Pennsylvania Courts just announced an important victory for farmers in the case of Branton v. Nicholas Meat, LLC. This case helps farmers that generate and use food processing waste (“FPW”). It also helps any agricultural use that is subject to any sort of state or federal permit. In the case, the farmers operated a slaughterhouse which generates FPW. The farmers applied the FPW to nearby farms. They also constructed a new 2,400,000 gallon storage tank to hold the FPW. A number of neighboring property owners filed a lawsuit, saying that the spreading of FPW is a nuisance. The farmers claimed that their operation was protected by the Right to Farm Act.
The Right to Farm Act provides that a neighbor cannot bring a nuisance action against a “normal agricultural operation.” Most of the cases under the Right to Farm Act focus on whether a certain practice is a “normal agricultural operation.” In a previous case, Gilbert v. Synagro, the Pennsylvania Supreme Court decided that the Court, and not a jury, was able to decide whether a practice was a normal agricultural operation. The Court in Gilbert determined that the application of bio-solids was a normal agricultural operation. In Branton, the Court found that the application of FPW is a normal agricultural operation. This means that the spreading of FPW is protected by the Right to Farm Act for all agricultural operations across the state.
The way that the Superior Court arrived at this decision is just as important as the holding itself. First of all, the Court noted that the DEP regulates the spreading and storage of FPW as an agricultural operation. The Court said “we conclude that DEP’s experience and expertise in dealing with the regulation of FPW use and enforcement of the Right to Farm Act also supports a finding that the spreading of FPW is an accepted, well-regulated farming practice.” This is very helpful because DEP regulations include a number of substances that are not traditionally seen as “fertilizer” by non-farmers. In this decision, the Superior Court is saying that Courts and other tribunals should defer to the DEP’s judgment on these matters.
The second important outcome is that this decision contradicts a prior decision of the Pennsylvania Commonwealth Court with respect to the spreading of FPW. In Walck v. Lower Towamensing Township Zoning Hearing Board (Pa. Cmwlth. 2008), the Commonwealth Court upheld a determination by the Township Zoning Hearing Board that said the storage of FPW was not a normal farming activity. This should help to force local Zoning Hearing Boards to accept the spreading of FPW, and other materials that are regulated by the DEP, as normal farming operations in agricultural districts.
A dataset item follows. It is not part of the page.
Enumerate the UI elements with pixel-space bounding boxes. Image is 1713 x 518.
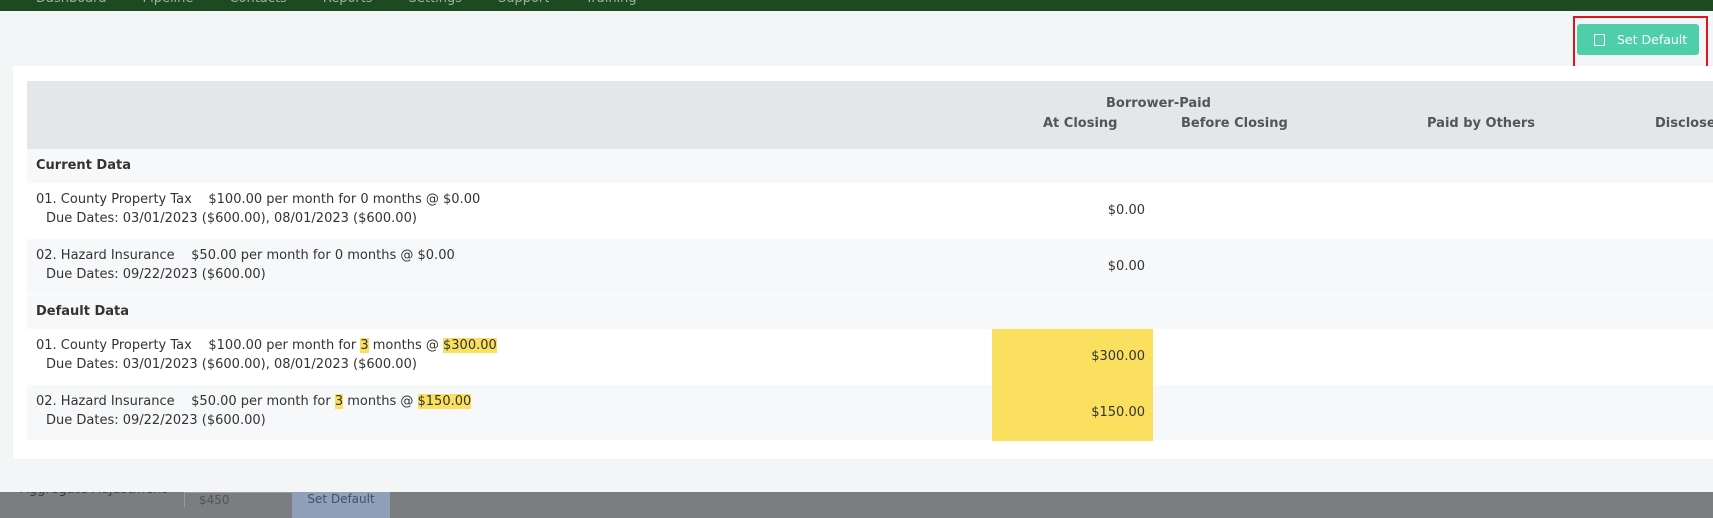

Whenever an agricultural project faces opposition, the opponents often argue that the practice in question is not “traditional” farming. Courts in Pennsylvania are looking at modern agricultural practices, and are slowly adding new practices to the list of items that are protected by the Right to Farm Act. Every case that turns out like Branton helps expand the list of the ways farmers can operate.